Such thermostats help customers control demand and bills, according to advocates, but as proposed in DP&L’s modernization plan, would cost up to $450,000 a year, according to new testimony.
According to a “stipulation” filed with state regulators last October, DP&L will pay $450,000 annually “to offer marketing, administration, and rebates/incentives for smart thermostats.”
“Smart thermostats are central to the company’s grid modernization plan,” says a brief filed by the environmental groups late last week with the Public Utilities Commission of Ohio (PUCO). “They allow customers to reduce their demand at peak, making the grid more flexible and reducing costs over the long term. Importantly, when coupled with time-of-use rates, smart thermostats will help customers benefit from the company’s proposed $77 million advanced metering infrastructure deployment.”
In response to questions Monday, a DP&L spokeswoman said the proposal is not “yet fully detailed and defined. While DP&L had a program previously, this proposal will involve a collaborative process of working together to define, implement, and report on the progress.”
For weeks, PUCO has been taking testimony about a DP&L plan to build “smart grid” technology — technology that backers say would allow more precise communication and control between DP&L and its customers.

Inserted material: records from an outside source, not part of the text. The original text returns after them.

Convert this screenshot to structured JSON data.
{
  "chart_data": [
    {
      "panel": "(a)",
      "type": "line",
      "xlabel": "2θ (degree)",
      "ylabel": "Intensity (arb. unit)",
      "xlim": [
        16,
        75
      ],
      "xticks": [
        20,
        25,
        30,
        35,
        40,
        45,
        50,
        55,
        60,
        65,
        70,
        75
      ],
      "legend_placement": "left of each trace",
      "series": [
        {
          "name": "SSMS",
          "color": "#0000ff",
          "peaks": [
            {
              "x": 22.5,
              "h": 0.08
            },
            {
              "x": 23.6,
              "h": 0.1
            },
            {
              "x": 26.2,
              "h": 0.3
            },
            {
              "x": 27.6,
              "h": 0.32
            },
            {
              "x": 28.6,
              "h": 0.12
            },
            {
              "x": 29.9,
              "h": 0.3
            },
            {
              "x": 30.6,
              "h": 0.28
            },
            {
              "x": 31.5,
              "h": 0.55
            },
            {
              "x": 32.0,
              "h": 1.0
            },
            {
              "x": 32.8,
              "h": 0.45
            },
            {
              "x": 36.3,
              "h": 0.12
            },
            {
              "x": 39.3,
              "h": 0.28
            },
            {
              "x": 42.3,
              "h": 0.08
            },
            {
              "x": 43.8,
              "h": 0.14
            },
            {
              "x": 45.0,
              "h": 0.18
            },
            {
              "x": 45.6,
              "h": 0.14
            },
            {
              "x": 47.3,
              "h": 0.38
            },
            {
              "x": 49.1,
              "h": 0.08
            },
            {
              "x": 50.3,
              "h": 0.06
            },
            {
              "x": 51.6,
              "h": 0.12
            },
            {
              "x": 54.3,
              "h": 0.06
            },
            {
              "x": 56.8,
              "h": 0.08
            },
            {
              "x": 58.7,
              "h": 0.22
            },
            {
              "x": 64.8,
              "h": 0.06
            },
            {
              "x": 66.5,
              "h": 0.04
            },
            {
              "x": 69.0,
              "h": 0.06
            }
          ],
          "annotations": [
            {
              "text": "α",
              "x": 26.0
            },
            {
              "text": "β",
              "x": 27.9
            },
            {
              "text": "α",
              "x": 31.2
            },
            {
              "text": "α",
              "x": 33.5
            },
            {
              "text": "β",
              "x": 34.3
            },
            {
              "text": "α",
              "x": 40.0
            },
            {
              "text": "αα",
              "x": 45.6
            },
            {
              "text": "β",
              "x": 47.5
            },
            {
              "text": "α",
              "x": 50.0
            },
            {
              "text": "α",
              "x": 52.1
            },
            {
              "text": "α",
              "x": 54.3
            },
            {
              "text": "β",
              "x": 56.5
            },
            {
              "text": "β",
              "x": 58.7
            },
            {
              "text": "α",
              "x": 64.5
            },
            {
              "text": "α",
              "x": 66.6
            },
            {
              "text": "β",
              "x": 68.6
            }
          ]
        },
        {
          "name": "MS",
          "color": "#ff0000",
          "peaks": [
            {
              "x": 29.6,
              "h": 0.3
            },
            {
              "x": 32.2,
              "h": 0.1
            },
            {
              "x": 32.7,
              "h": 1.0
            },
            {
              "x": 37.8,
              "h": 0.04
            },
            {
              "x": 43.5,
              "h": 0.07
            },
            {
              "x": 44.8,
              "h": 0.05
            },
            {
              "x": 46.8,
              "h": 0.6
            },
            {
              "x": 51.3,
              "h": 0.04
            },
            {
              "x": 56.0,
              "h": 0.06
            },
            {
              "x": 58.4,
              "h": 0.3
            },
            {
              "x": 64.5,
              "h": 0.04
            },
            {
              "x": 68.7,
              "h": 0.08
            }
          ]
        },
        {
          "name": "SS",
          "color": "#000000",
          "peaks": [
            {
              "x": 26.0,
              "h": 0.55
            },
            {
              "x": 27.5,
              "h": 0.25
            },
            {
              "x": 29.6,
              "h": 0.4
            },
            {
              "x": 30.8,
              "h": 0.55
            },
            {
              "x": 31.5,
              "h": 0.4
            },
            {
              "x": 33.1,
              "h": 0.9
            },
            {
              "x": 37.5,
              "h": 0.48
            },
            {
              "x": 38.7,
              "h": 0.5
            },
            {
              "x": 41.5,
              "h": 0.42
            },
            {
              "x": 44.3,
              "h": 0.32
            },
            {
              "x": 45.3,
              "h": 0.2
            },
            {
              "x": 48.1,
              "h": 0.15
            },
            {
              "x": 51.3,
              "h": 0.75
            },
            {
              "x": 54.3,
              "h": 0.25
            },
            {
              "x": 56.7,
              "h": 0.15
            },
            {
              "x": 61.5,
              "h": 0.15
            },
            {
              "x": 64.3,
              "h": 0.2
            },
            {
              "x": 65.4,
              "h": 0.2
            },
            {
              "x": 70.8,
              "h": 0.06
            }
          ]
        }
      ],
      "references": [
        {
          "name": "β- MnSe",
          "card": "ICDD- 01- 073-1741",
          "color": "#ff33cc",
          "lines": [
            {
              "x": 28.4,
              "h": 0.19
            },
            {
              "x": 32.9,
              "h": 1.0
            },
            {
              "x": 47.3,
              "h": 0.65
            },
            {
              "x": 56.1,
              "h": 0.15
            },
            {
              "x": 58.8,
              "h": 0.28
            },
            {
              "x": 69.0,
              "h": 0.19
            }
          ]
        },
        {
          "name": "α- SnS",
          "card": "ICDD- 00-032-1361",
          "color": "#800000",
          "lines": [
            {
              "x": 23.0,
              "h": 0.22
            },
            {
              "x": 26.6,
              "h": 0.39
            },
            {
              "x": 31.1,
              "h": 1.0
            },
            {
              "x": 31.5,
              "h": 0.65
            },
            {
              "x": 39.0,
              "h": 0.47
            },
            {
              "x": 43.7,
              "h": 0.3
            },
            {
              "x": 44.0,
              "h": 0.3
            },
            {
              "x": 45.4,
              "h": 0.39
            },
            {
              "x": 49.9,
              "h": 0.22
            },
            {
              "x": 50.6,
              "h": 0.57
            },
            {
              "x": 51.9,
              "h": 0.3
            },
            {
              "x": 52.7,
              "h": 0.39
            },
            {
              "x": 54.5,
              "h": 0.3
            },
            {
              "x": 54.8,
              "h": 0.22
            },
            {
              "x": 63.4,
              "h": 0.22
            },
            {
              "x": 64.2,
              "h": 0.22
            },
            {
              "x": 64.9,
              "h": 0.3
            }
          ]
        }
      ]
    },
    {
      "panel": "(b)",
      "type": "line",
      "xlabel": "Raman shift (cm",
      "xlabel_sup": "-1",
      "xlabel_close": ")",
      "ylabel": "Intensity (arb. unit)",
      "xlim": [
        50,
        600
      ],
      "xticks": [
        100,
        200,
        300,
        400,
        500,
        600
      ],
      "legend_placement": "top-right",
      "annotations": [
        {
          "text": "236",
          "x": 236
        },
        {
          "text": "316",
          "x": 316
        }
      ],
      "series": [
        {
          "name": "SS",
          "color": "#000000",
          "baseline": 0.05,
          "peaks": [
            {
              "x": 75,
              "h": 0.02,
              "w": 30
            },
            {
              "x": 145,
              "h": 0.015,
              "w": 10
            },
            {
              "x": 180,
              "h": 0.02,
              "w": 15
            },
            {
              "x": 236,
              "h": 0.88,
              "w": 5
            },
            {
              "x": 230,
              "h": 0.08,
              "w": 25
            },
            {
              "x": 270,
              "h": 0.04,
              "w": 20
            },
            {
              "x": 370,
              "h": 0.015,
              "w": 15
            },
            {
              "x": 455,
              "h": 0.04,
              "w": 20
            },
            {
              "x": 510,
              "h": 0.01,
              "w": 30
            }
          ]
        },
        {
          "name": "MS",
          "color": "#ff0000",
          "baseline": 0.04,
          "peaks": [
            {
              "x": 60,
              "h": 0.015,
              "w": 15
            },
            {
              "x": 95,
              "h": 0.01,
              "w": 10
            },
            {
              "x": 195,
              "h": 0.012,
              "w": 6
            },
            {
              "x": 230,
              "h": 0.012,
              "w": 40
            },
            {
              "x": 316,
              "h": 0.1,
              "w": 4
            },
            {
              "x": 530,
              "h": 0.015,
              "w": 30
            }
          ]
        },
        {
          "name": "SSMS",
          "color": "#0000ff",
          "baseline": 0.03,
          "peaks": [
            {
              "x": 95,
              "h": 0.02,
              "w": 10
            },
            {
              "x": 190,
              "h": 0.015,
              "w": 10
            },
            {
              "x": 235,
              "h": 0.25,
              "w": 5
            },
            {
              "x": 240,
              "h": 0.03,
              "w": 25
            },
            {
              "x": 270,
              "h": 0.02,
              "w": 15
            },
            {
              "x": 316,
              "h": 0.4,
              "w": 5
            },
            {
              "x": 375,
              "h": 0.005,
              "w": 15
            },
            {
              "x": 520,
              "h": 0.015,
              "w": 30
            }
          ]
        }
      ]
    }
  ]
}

“The smart grid investments they are making are significant,” Matt Schilling, a spokesman for the PUCO, told the Dayton Daily News in December. “The only thing left at the PUCO is for the commissioners to issue a ruling and then DP&L can start work (assuming approval from commissioners).”
“This is a transformational for us,” DP&L spokeswoman Mary Ann Kabel said in December.
In October, DP&L reached a settlement on its plan to pursue smart grid technology with almost every party to the regulatory case, except for the Ohio Consumers Counsel, which did not sign a settlement.
Dayton city government, Honda, the University of Dayton, the Kroger Co. and others have indicated support for the plan.
DP&L proposes to spend up to $267.6 million on grid modernization in the first phase of the overall project.
The Ohio Consumers Counsel has taken issue with the proposal, stating that “[s]mart thermostats are unrelated to DP&L’s obligation to provide efficient, safe, reliable, nondiscriminatory and reasonably priced retail electric service.”
The office has also said “captive DP&L electric customers should not be required to subsidize the costs for smart thermostats for other customers who may have an interest in smart thermostats.”
Kabel told the Dayton Daily News in October that the plan will mean higher rates, an increase of 94 cents for the average residential customer using 1,000 kWh (kilowatt-hours) on DP&L’s “standard service offer.”
Electricity usage is calculated in kWh, or 1,000 watts used for one hour. As one example, a 100-watt light bulb on for ten hours uses one kilowatt-hour.